Erano nel palco. Affacciandosi tastoni al parapetto, perchè istintivamente Loris aveva rinchiusa la lanterna su quelle tenebre, che cominciavano già a raffreddarsi, ebbero l’impressione di un abisso aperto sotto i loro piedi. Ma una fretta febbrile non lasciò loro tempo a troppo lunghe emozioni. Anzitutto Loris voleva acconciare i tubi della melinite sotto l’intelaiatura del divano; si trasse quindi la pelliccia, dicendo ad Olga di fare altrettanto, e le distese entrambe aperte fra divano e divano così da formarne un tendone, che non lasciasse sfuggire alcun raggio di luce. La precauzione era inutile, se qualche servitore del teatro avesse pernottato nella sala, giacchè le pelliccie si scostavano tratto tratto lasciando filtrare il lume, e lo stridore del cacciavite, invitando i piccoli ganci nelle fascette del divano, traversava il silenzio di quel buio con una nota acuta di grillo.

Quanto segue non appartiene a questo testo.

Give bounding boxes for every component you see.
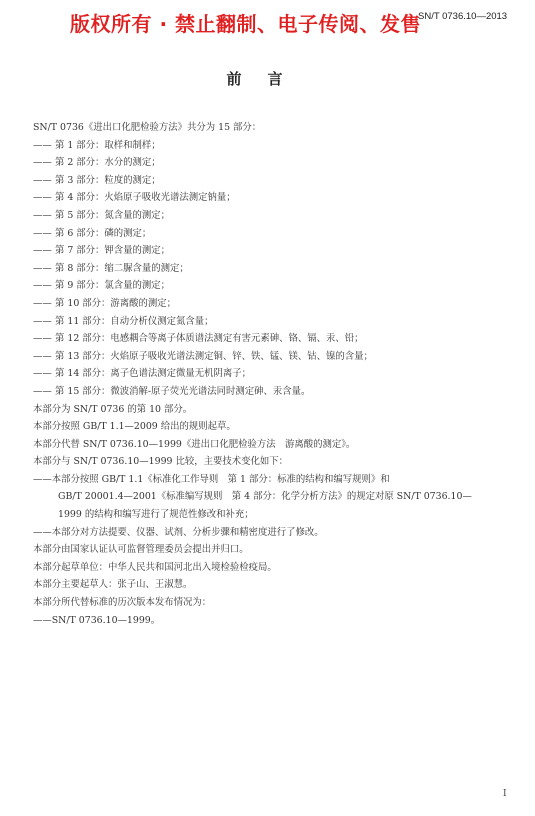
paragraph: 本部分为 SN/T 0736 的第 10 部分。 — [33, 403, 193, 415]
list-dash: —— — [33, 333, 52, 345]
part-list-text: 第 14 部分：离子色谱法测定微量无机阴离子； — [55, 368, 252, 380]
change-item-line: GB/T 20001.4—2001《标准编写规则 第 4 部分：化学分析方法》的规定对原 SN/T 0736.10— — [58, 491, 472, 503]
paragraph: 本部分与 SN/T 0736.10—1999 比较，主要技术变化如下： — [33, 456, 288, 468]
standard-code: SN/T 0736.10—2013 — [418, 11, 508, 22]
part-list-item — [33, 260, 513, 278]
list-dash: —— — [33, 280, 52, 292]
part-list-item — [33, 207, 513, 225]
change-item: ——本部分对方法提要、仪器、试剂、分析步骤和精密度进行了修改。 — [33, 526, 324, 538]
paragraph: 本部分所代替标准的历次版本发布情况为： — [33, 597, 212, 609]
list-dash: —— — [33, 262, 52, 274]
part-list-item — [33, 189, 513, 207]
part-list-text: 第 5 部分：氮含量的测定； — [55, 209, 171, 221]
part-list-text: 第 9 部分：氯含量的测定； — [55, 280, 171, 292]
part-list-text: 第 6 部分：磷的测定； — [55, 227, 152, 239]
part-list-item — [33, 295, 513, 313]
part-list-item — [33, 225, 513, 243]
paragraph: 本部分由国家认证认可监督管理委员会提出并归口。 — [33, 544, 249, 556]
part-list-item — [33, 348, 513, 366]
part-list-item — [33, 313, 513, 331]
part-list-item — [33, 330, 513, 348]
part-list-item — [33, 137, 513, 155]
list-dash: —— — [33, 227, 52, 239]
change-item-line: 1999 的结构和编写进行了规范性修改和补充； — [58, 509, 254, 521]
part-list-text: 第 2 部分：水分的测定； — [55, 157, 161, 169]
part-list-item — [33, 277, 513, 295]
list-dash: —— — [33, 174, 52, 186]
history-item: ——SN/T 0736.10—1999。 — [33, 614, 161, 626]
page-title: 前言 — [226, 70, 309, 88]
paragraph: 本部分主要起草人：张子山、王淑慧。 — [33, 579, 193, 591]
part-list-text: 第 8 部分：缩二脲含量的测定； — [55, 262, 189, 274]
part-list-text: 第 12 部分：电感耦合等离子体质谱法测定有害元素砷、铬、镉、汞、铅； — [55, 333, 364, 345]
part-list-text: 第 13 部分：火焰原子吸收光谱法测定铜、锌、铁、锰、镁、钴、镍的含量； — [55, 350, 373, 362]
page-number: I — [503, 789, 507, 799]
foreword-body — [33, 119, 513, 629]
part-list-text: 第 3 部分：粒度的测定； — [55, 174, 161, 186]
part-list-text: 第 1 部分：取样和制样； — [55, 139, 161, 151]
part-list-text: 第 11 部分：自动分析仪测定氮含量； — [55, 315, 214, 327]
copyright-watermark: 版权所有 · 禁止翻制、电子传阅、发售 — [70, 12, 422, 36]
list-dash: —— — [33, 139, 52, 151]
list-dash: —— — [33, 297, 52, 309]
part-list-item — [33, 242, 513, 260]
change-item-line: ——本部分按照 GB/T 1.1《标准化工作导则 第 1 部分：标准的结构和编写规则》和 — [33, 473, 390, 485]
paragraph: 本部分起草单位：中华人民共和国河北出入境检验检疫局。 — [33, 561, 277, 573]
part-list-text: 第 10 部分：游离酸的测定； — [55, 297, 177, 309]
list-dash: —— — [33, 350, 52, 362]
paragraph: 本部分按照 GB/T 1.1—2009 给出的规则起草。 — [33, 421, 236, 433]
list-dash: —— — [33, 209, 52, 221]
list-dash: —— — [33, 192, 52, 204]
list-dash: —— — [33, 315, 52, 327]
part-list-text: 第 15 部分：微波消解-原子荧光光谱法同时测定砷、汞含量。 — [55, 385, 311, 397]
list-dash: —— — [33, 245, 52, 257]
part-list-text: 第 7 部分：钾含量的测定； — [55, 245, 171, 257]
part-list-item — [33, 154, 513, 172]
list-dash: —— — [33, 368, 52, 380]
part-list-item — [33, 172, 513, 190]
part-list-item — [33, 383, 513, 401]
part-list-text: 第 4 部分：火焰原子吸收光谱法测定钠量； — [55, 192, 236, 204]
parts-list — [33, 137, 513, 401]
list-dash: —— — [33, 385, 52, 397]
paragraph: 本部分代替 SN/T 0736.10—1999《进出口化肥检验方法 游离酸的测定》。 — [33, 438, 356, 450]
part-list-item — [33, 365, 513, 383]
intro-line: SN/T 0736《进出口化肥检验方法》共分为 15 部分： — [33, 122, 262, 133]
list-dash: —— — [33, 157, 52, 169]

Olga, appoggiata al parapetto, teneva ferme colle braccia le pelliccie.

L’operazione durò due ore senza che nessuna difficoltà venisse a prolungarla; Loris sudava meno per la fatica che per l’emozione. Quando ebbe piantati tutti i ganci, chiese ad Olga il filo; questa, nel porgerglielo sotto alle pelliccie, rimase paurosamente impressionata della sua faccia. Loris rosso, grondante di sudore, colla lanterna, che gli riverberava sul volto, le parve terribilmente sinistro.